29 juin 2011

Huit ans moins quelques jours

Il y avait huit invitées pour les huit ans de Marie - anticipés d'un mois. Sept sont venues - Alice, Anastasia, Aurélie, Eline, Linda M, Linda et Elyne - dimanche dernier pour les fêter pendant que dans une villa de la commune voisine, Lisa, elle, fêtait les quatre ans de Lou, une camarade de classe. Ce même dimanche, dans l'après-midi, dieda et mamie faisaient escale chez nous sur la route d'Ancône d'où ils prendraient le ferry pour la Grèce. Ils sont arrivés juste avant que nous réunissions tout ce petit monde virevoltant autour de la table pour le gâteau d'anniversaire. Elles ont chanté "joyeux anniveraire" en pas moins de sept langues, le Français, le Russe, l'Italien, l'Espagnol, l'Allemand, l'Anglais et le Chinois. Pour chacune de ces langues, il y avait au moins l'une d'entre elles qui la parlait. Mamie y a ajouté le Grec.

J'avais préparé une chasse au trésor. Toutes y ont participé, sauf Marie, boudeuse comme souvent lorsqu'elle doit se rendre à l'évidence que ses copines peuvent s'amuser sans elle. Le trésor était dans le coffre de la voiture: tout un outillage pour faire des bulles, les découper à grands coups de ciseaux, les faire flotter dans l'air.

Un jour, Lisa n'a pas voulu me dire bonjour. Le lendemain, ayant retenu la leçon - nous l'avions longuement sermonnée -, elle a insisté pour que j'aille m'asseoir dans le fauteuil en bas des escaliers, là même où je me trouvais quand la veille elle avait refusé de me dire bonjour. Sur le moment, je ne comprenais pas mais j'ai fini tout de même par m'y mettre. Alors seulement, elle m'a salué d'un "bonjour" sonore et enjoué. Un peu comme si elle me disait: si tu tiens tant à faire des manières et des cérémonies, alors faisons les choses bien ! Les enfants ont-ils le sens de la dérision ? Etre adulte, c'est être dressé, au propre comme au figuré, un "grand" comme disent les enfants, juché sur son postérieur, monté sur les grands chevaux de la responsabilité. Si l'humour est la politesse du désespoir, la politesse a bien peu d'humour. Et l'humour des Français est un humour vachard, un humour aux-dépens-de, comme si la politesse n'était qu'un dédommagement.

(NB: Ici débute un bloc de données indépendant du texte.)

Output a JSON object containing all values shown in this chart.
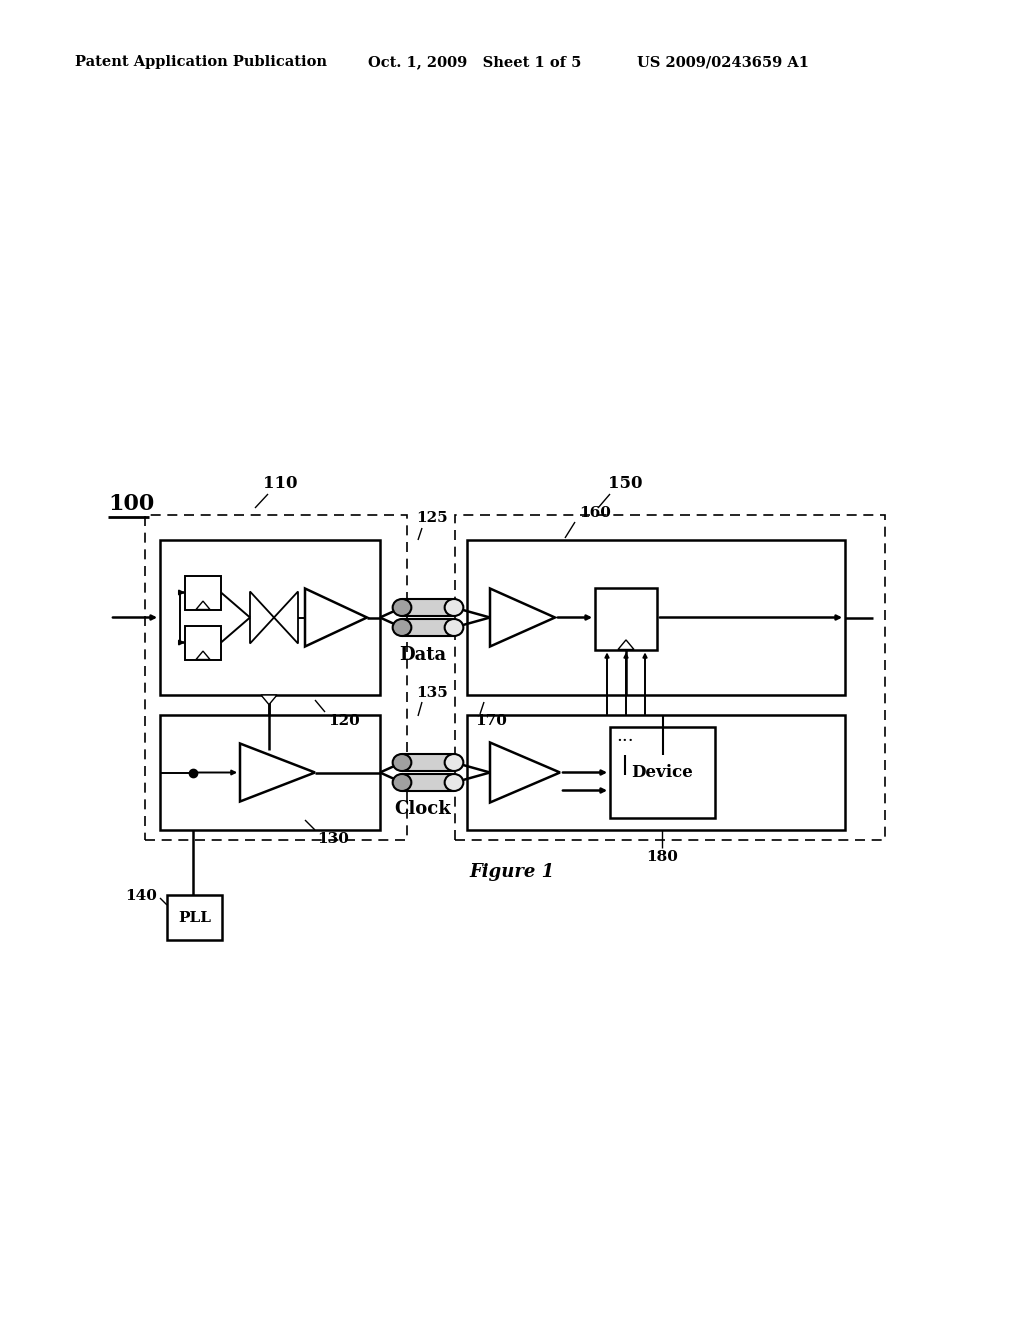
{
  "bg_color": "#ffffff",
  "header_left": "Patent Application Publication",
  "header_mid": "Oct. 1, 2009   Sheet 1 of 5",
  "header_right": "US 2009/0243659 A1",
  "figure_caption": "Figure 1",
  "label_100": "100",
  "label_110": "110",
  "label_120": "120",
  "label_125": "125",
  "label_130": "130",
  "label_135": "135",
  "label_140": "140",
  "label_150": "150",
  "label_160": "160",
  "label_170": "170",
  "label_180": "180",
  "label_PLL": "PLL",
  "label_Device": "Device",
  "label_Data": "Data",
  "label_Clock": "Clock",
  "label_dots": "..."
}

Nos voisins pressent le syndic de me presser de couper la haie qui sépare notre jardin du leur. Ils voudraient que sa hauteur soit ramenée de deux mètres soixante-dix mètres à deux mètres. Le syndic qui passe l'essentiel de son temps à expédier des lettres recommandées me conseille de me retourner vers le propriétaire et en tout bien tout honneur, de lui expédier une lettre recommandée lui enjoignant de payer la note, photos de la haie incriminée à l'appui. Depuis que nous habitons ici, les contacts avec le voisinage se sont limités à des échanges de recommandés: vous ne pouvez pas tondre la pelouse le dimanche, votre haie n'est pas à la hauteur réglementaire (le Code civil, me dit-on, traite de la question; en effet, l'article 673 y consacre quelques alinéas), les cartons encombrants ne peuvent être mis à la poubelle, ils doivent être transportés à la déchetterie (point qui me fut notifié par billet anonyme glissé sous l'essui-glace). Je ne sais pas si les peuples ont des traits communs qui les soudent ensemble ou qui permettent de les rassembler sous la même étiquette ainsi qu'une série de d'épithètes bien tranchées. Si cela est, alors les Français que je retrouve après des années d'exil me paraissent bien mesquins, méfiants, tâtillons, tracassiers, procéduriers, pontifiants.